Disziplinen und disziplinübergreifende Wissensbereiche

Die disziplinübergreifenden Wissensbereiche können wir in drei Kategorien erfassen: Begründungswissen, Informationswissen und Darstellungswissen.

Zäumen wir das Pferd von hinten auf, so umfasst das Darstellungswissen die Regeln für die Anfertigung von Referaten, Protokollen, Gutachten, Urteilen, Verfügungen und Beschlüssen. Im Zuge der Universitätsausbildung von besonderer Bedeutung ist die Darstellung einer Lösungsentwicklung in Form eines Gutachtens. Diese Form beherrscht die Hausarbeiten und Klausuren in den universitären Übungen wie im Ersten juristischen Staatsexamen. Das Informationswissen soll uns die Wege weisen, wie man an das Basismaterial des Juristen zur Bewältigung seiner Aufgaben herankommt: die Gesetze, die Rechtsprechung und die Literatur. Was aus der Flut des Basismaterials relevant ist für die Beantwortung einer juristischen Fallfrage und ob das Basismaterial überhaupt ausreicht, praktische juristische Fälle zu lösen, das erfährt man allein aus Überlegungen zum allgemeinen und zum speziell juristischen Begründungswissen.

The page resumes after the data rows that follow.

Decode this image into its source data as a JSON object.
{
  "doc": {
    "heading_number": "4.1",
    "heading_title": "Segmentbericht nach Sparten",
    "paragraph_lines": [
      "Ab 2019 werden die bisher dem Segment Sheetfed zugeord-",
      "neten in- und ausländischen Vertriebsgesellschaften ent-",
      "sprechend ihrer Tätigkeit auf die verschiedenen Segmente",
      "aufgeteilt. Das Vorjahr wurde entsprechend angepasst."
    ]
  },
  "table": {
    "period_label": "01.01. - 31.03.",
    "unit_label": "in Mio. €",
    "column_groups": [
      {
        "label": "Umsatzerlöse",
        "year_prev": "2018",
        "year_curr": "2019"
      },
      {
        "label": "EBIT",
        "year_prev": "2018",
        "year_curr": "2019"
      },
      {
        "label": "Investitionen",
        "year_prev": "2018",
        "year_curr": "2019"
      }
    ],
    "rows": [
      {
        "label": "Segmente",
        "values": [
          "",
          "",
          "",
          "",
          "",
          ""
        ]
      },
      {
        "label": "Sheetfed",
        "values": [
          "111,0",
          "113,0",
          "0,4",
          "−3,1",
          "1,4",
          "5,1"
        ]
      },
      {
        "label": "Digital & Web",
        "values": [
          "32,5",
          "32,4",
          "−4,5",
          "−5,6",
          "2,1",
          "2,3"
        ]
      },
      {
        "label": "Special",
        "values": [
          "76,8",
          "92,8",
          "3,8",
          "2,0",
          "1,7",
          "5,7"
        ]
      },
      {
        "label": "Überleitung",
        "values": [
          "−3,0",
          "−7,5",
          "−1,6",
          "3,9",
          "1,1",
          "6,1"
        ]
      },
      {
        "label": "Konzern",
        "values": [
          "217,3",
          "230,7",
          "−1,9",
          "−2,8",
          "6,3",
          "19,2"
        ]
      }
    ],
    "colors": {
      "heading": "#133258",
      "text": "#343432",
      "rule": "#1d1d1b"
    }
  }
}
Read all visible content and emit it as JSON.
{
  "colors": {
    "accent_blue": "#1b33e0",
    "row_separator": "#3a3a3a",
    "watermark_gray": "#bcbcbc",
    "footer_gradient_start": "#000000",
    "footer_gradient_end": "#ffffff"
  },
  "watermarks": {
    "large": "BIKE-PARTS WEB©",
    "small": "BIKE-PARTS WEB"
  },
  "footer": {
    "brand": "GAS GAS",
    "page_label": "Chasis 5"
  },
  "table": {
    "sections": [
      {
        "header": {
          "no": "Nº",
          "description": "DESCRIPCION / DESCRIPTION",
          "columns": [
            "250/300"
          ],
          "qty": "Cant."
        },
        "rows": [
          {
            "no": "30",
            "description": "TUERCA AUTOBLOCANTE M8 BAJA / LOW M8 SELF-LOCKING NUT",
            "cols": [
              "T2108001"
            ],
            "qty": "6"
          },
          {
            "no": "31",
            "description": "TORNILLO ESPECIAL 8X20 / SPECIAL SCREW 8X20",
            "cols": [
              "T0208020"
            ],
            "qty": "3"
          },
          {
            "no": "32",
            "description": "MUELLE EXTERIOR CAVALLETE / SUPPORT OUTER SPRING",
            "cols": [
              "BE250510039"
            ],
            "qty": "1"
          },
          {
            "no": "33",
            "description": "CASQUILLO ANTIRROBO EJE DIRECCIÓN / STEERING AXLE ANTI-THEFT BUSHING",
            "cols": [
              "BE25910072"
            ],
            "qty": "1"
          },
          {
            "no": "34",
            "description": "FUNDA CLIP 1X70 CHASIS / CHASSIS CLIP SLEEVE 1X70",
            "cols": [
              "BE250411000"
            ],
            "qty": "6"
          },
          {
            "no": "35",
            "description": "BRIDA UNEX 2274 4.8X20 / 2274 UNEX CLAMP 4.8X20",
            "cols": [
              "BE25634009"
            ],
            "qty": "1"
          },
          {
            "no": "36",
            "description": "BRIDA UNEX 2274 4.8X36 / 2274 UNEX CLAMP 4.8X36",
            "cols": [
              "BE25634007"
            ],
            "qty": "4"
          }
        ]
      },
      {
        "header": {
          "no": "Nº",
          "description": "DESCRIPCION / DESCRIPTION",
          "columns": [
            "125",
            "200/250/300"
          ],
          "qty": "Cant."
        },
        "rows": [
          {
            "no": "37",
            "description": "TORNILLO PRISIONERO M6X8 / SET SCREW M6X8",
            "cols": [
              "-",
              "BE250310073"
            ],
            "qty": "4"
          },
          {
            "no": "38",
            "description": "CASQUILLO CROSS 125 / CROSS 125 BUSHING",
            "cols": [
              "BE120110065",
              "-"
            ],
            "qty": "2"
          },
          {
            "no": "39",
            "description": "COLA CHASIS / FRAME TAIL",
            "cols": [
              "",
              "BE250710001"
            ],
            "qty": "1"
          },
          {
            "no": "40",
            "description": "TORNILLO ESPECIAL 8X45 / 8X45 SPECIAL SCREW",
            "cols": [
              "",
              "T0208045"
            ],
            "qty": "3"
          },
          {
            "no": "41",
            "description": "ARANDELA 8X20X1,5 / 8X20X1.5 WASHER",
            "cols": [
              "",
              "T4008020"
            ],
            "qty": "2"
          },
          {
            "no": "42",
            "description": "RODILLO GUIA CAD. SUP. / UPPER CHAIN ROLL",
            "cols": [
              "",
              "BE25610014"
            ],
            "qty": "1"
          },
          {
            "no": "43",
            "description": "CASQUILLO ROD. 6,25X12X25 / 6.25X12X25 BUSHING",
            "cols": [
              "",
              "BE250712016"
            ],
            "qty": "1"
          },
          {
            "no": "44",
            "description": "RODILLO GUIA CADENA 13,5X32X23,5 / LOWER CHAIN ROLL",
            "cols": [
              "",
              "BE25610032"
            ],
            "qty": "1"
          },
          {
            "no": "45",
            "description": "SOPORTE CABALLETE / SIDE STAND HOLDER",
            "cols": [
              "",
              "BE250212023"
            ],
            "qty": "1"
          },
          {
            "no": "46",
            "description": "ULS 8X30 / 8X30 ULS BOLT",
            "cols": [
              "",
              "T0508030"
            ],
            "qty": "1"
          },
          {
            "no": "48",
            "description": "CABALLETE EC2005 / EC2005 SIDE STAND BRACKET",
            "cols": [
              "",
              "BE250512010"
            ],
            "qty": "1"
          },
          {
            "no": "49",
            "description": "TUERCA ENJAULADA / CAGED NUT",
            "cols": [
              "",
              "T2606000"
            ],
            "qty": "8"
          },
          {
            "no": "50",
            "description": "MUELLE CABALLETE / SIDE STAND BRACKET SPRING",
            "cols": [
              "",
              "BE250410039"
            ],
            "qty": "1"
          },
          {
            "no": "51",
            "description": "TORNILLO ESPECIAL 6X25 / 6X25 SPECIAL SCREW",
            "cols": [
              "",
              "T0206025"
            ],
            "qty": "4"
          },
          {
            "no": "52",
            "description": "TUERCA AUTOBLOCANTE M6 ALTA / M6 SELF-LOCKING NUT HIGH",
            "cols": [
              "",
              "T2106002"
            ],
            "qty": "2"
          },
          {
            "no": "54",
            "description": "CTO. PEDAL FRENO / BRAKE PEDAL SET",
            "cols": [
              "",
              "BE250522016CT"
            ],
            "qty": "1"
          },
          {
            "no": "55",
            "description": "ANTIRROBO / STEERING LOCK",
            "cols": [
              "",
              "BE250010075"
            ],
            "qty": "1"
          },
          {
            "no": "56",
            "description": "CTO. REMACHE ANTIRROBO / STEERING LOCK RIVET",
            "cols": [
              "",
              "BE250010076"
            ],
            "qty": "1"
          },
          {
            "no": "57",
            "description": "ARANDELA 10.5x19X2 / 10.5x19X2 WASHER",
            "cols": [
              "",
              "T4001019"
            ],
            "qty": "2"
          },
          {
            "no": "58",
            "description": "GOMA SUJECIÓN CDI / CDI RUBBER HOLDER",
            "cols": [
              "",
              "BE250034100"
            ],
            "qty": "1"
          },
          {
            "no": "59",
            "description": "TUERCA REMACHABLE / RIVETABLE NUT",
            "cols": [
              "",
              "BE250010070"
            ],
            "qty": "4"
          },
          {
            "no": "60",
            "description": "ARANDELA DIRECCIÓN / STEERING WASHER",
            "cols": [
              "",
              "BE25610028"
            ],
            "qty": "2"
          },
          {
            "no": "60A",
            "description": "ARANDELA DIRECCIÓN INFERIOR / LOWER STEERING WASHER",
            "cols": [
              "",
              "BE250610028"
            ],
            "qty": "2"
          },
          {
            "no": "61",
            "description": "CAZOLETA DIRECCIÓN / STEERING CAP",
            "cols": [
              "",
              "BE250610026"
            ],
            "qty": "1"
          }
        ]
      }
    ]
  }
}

Die rechtswissenschaftlichen Disziplinen, die uns in den Plänen für das Studium der Rechtswissenschaft ebenso wie in dem Fächerkatalog, den die verschiedenen Prüfungsordnungen vorgeben, entgegentreten, lassen sich danach unterscheiden, mit welchem Ziel man den jeweiligen Stoff angeht.

Die Rechtsdogmatik macht sich zur Aufgabe, Antworten auf das bereitzuhalten, was hic et nunc rechtens ist. Die Rechtsgeschichte betrachtet die Rechtsordnungen vergangener Zeiten und vermag so häufig Verbindungslinien zwischen früheren Rechtsordnungen und heute geltenden Rechtsordnungen verschiedener Staaten herzustellen: Das römische Recht ist die Mutter vieler europäischer Rechtsordnungen und damit vielleicht die Basis für die Zukunftsaufgabe der europäischen Privatrechtsangleichung! Die Rechtsphilosophie stellt vor allem die Frage nach dem richtigen Recht und seiner Begründbarkeit, die Frage nach der Gerechtigkeit. Sie ist das Fundament allen Rechts, das auf die Verwirklichung der Rechtsidee (= Gerechtigkeit) zustrebt. Die Rechtstheorie leistet vor allem Strukturanalysen über Normen und Argumentationen. In der Begründungslehre geht sie eine Verbindung mit der Rechtsphilosophie ein. Die Rechtsinformatik befasst sich mit den Einsatzmöglichkeiten der EDV im Recht, nicht etwa mit den Rechtsfragen, die die EDV aufwirft. Die Rechtssoziologie betrachtet das Recht unter einem empirisch-theoretischen Standpunkt. Stärker empirisch ausgerichtete Analysen nennt man Rechtstatsachenforschung. Sie können etwa Zusammenhänge zwischen Kriminalität und Sozialisation oder Richterherkunft und Entscheidungsinhalten versuchen herzustellen.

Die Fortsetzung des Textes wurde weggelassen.